Since 2006, every Eastern Conference representative in the NBA finals has been the team with LeBron James (six times) or the team that beat his team (three times). As the 2016 tournament commences, that’s again the only story on this side of the bracket: Can anybody east of Oakland/San Antonio take down LeBron?
For the local franchise, that issue became more pressing with Wednesday’s weird loss to the Wizards, who sat four starters and fired coach Randy Wittman the next day. Had the Hawks won, they’d have faced Miami, a stronger-on-paper Round 1 opponent, but they’d have been on Toronto’s side of the grid.
I know, I know. This could be cart-before-the-horse stuff. The Hawks are no lock to beat Boston. Of ESPN’s NBA experts, 10 picked the Hawks to win; 10 also picked them to lose. That’s no great surprise: A 4-versus-5 series is, by definition, a coin flip. But if these Hawks don’t survive Round 1, their Year After will have been an utter flop.
They slid from 60-22 to 48-34, from the East’s No. 1 seed to No. 4, from winning the Southeast Division by 14 games to finishing in a three-way tie for first and losing the tiebreaker because they crashed in D.C. for no earthly reason. (If they were trying to tank to miss the Heat in Round 1, why did four starters work at least 27 minutes? And wouldn’t the greater urgency have been to avoid Cleveland until the Eastern finals?)
In recent weeks, it has become fashionable to say the Hawks have found themselves. (After losing to Golden State on Feb. 22, they were 31-27 and no longer a playoff certainty.) Consecutive home victories over Toronto and Boston — two of the season’s best wins, not that there were many to choose among — left them in Position A to repeat as Southeast Division champs. Then they lost at Cleveland and in D.C. and wound up facing Boston, which is the kind of Round 1 opponent established teams hate.
The Celtics aren’t overly gifted — on skill, this series is a mismatch — but they play very hard and can do significant damage via Small Ball. (Ask the Warriors if that sort of thing can work.) It’s a young team (no contributor over 28) with a precocious coach (Brad Stevens, who looks 19 but is 39).
The Celtics made the playoffs last season and were swept by Cleveland, but not before Kelly Olynyk dislocated Kevin Love’s shoulder. Just because they aren’t tall — they’re one of the few teams over which the Hawks tower — doesn’t mean they’re puny. Small forward Jae Crowder weighs 235 pounds and once was Villa Rica High’s quarterback. Power forward Jared Sullinger weighs 260. Backup guard Marcus Smart weighs 220. They will, as the saying goes, get after it. They’re tied for fourth in defensive efficiency. (The Hawks rank second.)
If tangible advantages exist in what should be a hairbreadth series, it’s that the Hawks have more reliable ways to score — pace and space and Paul Millsap — and that a Game 7 would be staged here. But they cannot allow Boston’s verve to turn them into counterpunchers, as happened in all three playoff series last season. They have to hit first and hardest.

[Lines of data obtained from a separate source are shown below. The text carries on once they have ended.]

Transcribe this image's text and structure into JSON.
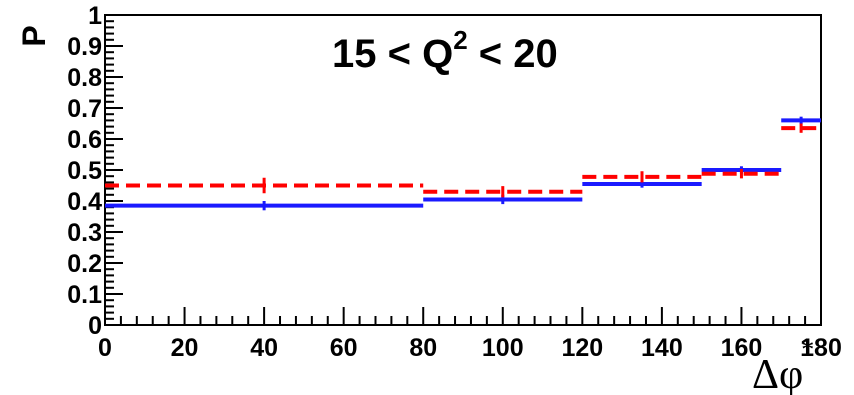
{
  "chart_data": {
    "type": "histogram",
    "title": {
      "prefix": "15 < Q",
      "sup": "2",
      "suffix": " < 20"
    },
    "ylabel": "P",
    "xlabel": {
      "symbol": "Δφ",
      "sup": "*"
    },
    "xlim": [
      0,
      180
    ],
    "ylim": [
      0,
      1
    ],
    "xticks": [
      "0",
      "20",
      "40",
      "60",
      "80",
      "100",
      "120",
      "140",
      "160",
      "180"
    ],
    "yticks": [
      "0",
      "0.1",
      "0.2",
      "0.3",
      "0.4",
      "0.5",
      "0.6",
      "0.7",
      "0.8",
      "0.9",
      "1"
    ],
    "series": [
      {
        "style": "solid",
        "color": "#1a1aff",
        "bins": [
          {
            "x0": 0,
            "x1": 80,
            "y": 0.385,
            "err": 0.015
          },
          {
            "x0": 80,
            "x1": 120,
            "y": 0.405,
            "err": 0.015
          },
          {
            "x0": 120,
            "x1": 150,
            "y": 0.455,
            "err": 0.012
          },
          {
            "x0": 150,
            "x1": 170,
            "y": 0.5,
            "err": 0.012
          },
          {
            "x0": 170,
            "x1": 180,
            "y": 0.66,
            "err": 0.012
          }
        ]
      },
      {
        "style": "dashed",
        "color": "#ff0000",
        "bins": [
          {
            "x0": 0,
            "x1": 80,
            "y": 0.45,
            "err": 0.025
          },
          {
            "x0": 80,
            "x1": 120,
            "y": 0.43,
            "err": 0.018
          },
          {
            "x0": 120,
            "x1": 150,
            "y": 0.478,
            "err": 0.018
          },
          {
            "x0": 150,
            "x1": 170,
            "y": 0.488,
            "err": 0.015
          },
          {
            "x0": 170,
            "x1": 180,
            "y": 0.635,
            "err": 0.015
          }
        ]
      }
    ]
  }
}
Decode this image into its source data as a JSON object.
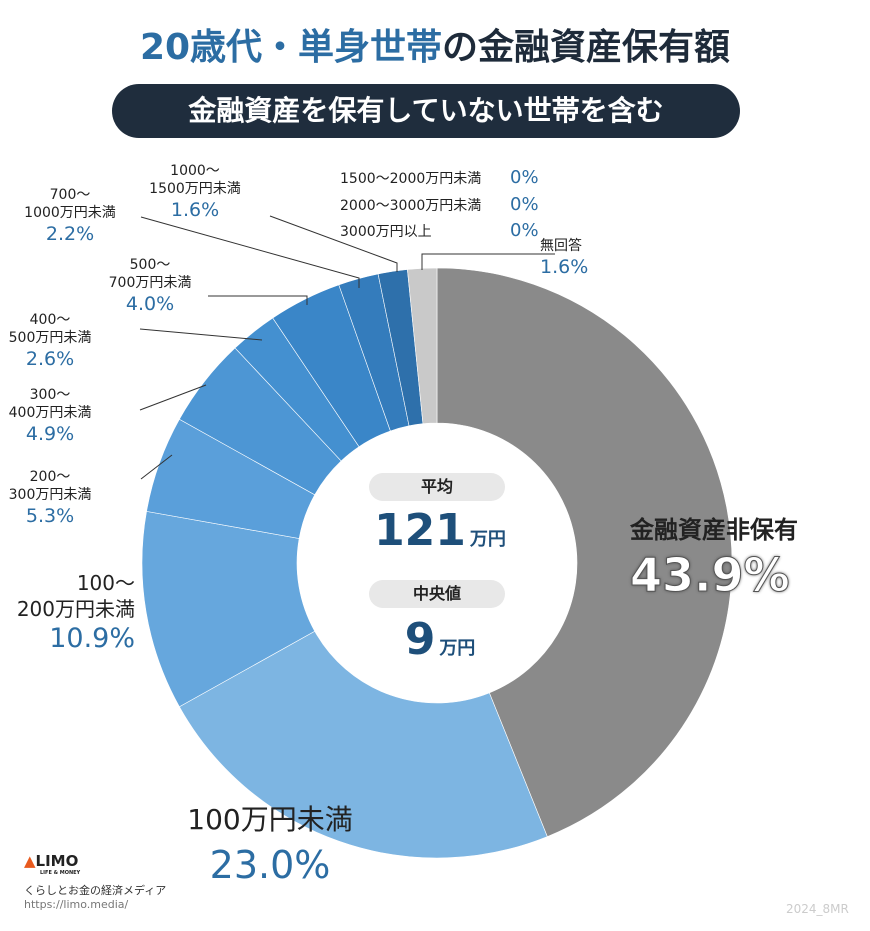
{
  "title_part1": "20歳代・単身世帯",
  "title_part2": "の金融資産保有額",
  "subtitle": "金融資産を保有していない世帯を含む",
  "center": {
    "avg_label": "平均",
    "avg_value": "121",
    "avg_unit": "万円",
    "median_label": "中央値",
    "median_value": "9",
    "median_unit": "万円"
  },
  "chart_data": {
    "type": "pie",
    "title": "20歳代・単身世帯の金融資産保有額",
    "categories": [
      "金融資産非保有",
      "100万円未満",
      "100〜200万円未満",
      "200〜300万円未満",
      "300〜400万円未満",
      "400〜500万円未満",
      "500〜700万円未満",
      "700〜1000万円未満",
      "1000〜1500万円未満",
      "1500〜2000万円未満",
      "2000〜3000万円未満",
      "3000万円以上",
      "無回答"
    ],
    "values": [
      43.9,
      23.0,
      10.9,
      5.3,
      4.9,
      2.6,
      4.0,
      2.2,
      1.6,
      0,
      0,
      0,
      1.6
    ],
    "colors": [
      "#8a8a8a",
      "#7db5e2",
      "#66a7dd",
      "#5a9fda",
      "#4d96d4",
      "#4490d0",
      "#3a86c8",
      "#347cbc",
      "#2e70ab",
      "#2a6aa2",
      "#2a6aa2",
      "#2a6aa2",
      "#c9c9c9"
    ],
    "labels": [
      {
        "l1": "金融資産非保有",
        "p": "43.9%"
      },
      {
        "l1": "100万円未満",
        "p": "23.0%"
      },
      {
        "l1": "100〜",
        "l2": "200万円未満",
        "p": "10.9%"
      },
      {
        "l1": "200〜",
        "l2": "300万円未満",
        "p": "5.3%"
      },
      {
        "l1": "300〜",
        "l2": "400万円未満",
        "p": "4.9%"
      },
      {
        "l1": "400〜",
        "l2": "500万円未満",
        "p": "2.6%"
      },
      {
        "l1": "500〜",
        "l2": "700万円未満",
        "p": "4.0%"
      },
      {
        "l1": "700〜",
        "l2": "1000万円未満",
        "p": "2.2%"
      },
      {
        "l1": "1000〜",
        "l2": "1500万円未満",
        "p": "1.6%"
      },
      {
        "l1": "1500〜2000万円未満",
        "p": "0%"
      },
      {
        "l1": "2000〜3000万円未満",
        "p": "0%"
      },
      {
        "l1": "3000万円以上",
        "p": "0%"
      },
      {
        "l1": "無回答",
        "p": "1.6%"
      }
    ]
  },
  "footer": {
    "logo": "LIMO",
    "logo_sub": "LIFE & MONEY",
    "tagline": "くらしとお金の経済メディア",
    "url": "https://limo.media/",
    "code": "2024_8MR"
  }
}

After Friday’s practice, the Hawks insisted they were better prepared for these playoffs than a year ago, when Mike Budenholzer’s attempt to rest guys down the stretch succeeded only in dulling his team’s January/February edge.“We have been playing meaningful games,” Budenholzer said, perhaps overlooking that his group was 0-2 in meaningful games this week. “We think we’re in a good place.”
They’d better be. The greatest regular season in Atlanta Hawks annals went splat against Cleveland last May. Only if they get to face LeBron’s crew again will they have the chance to make something of a Year After that, to date, has amounted to not very much.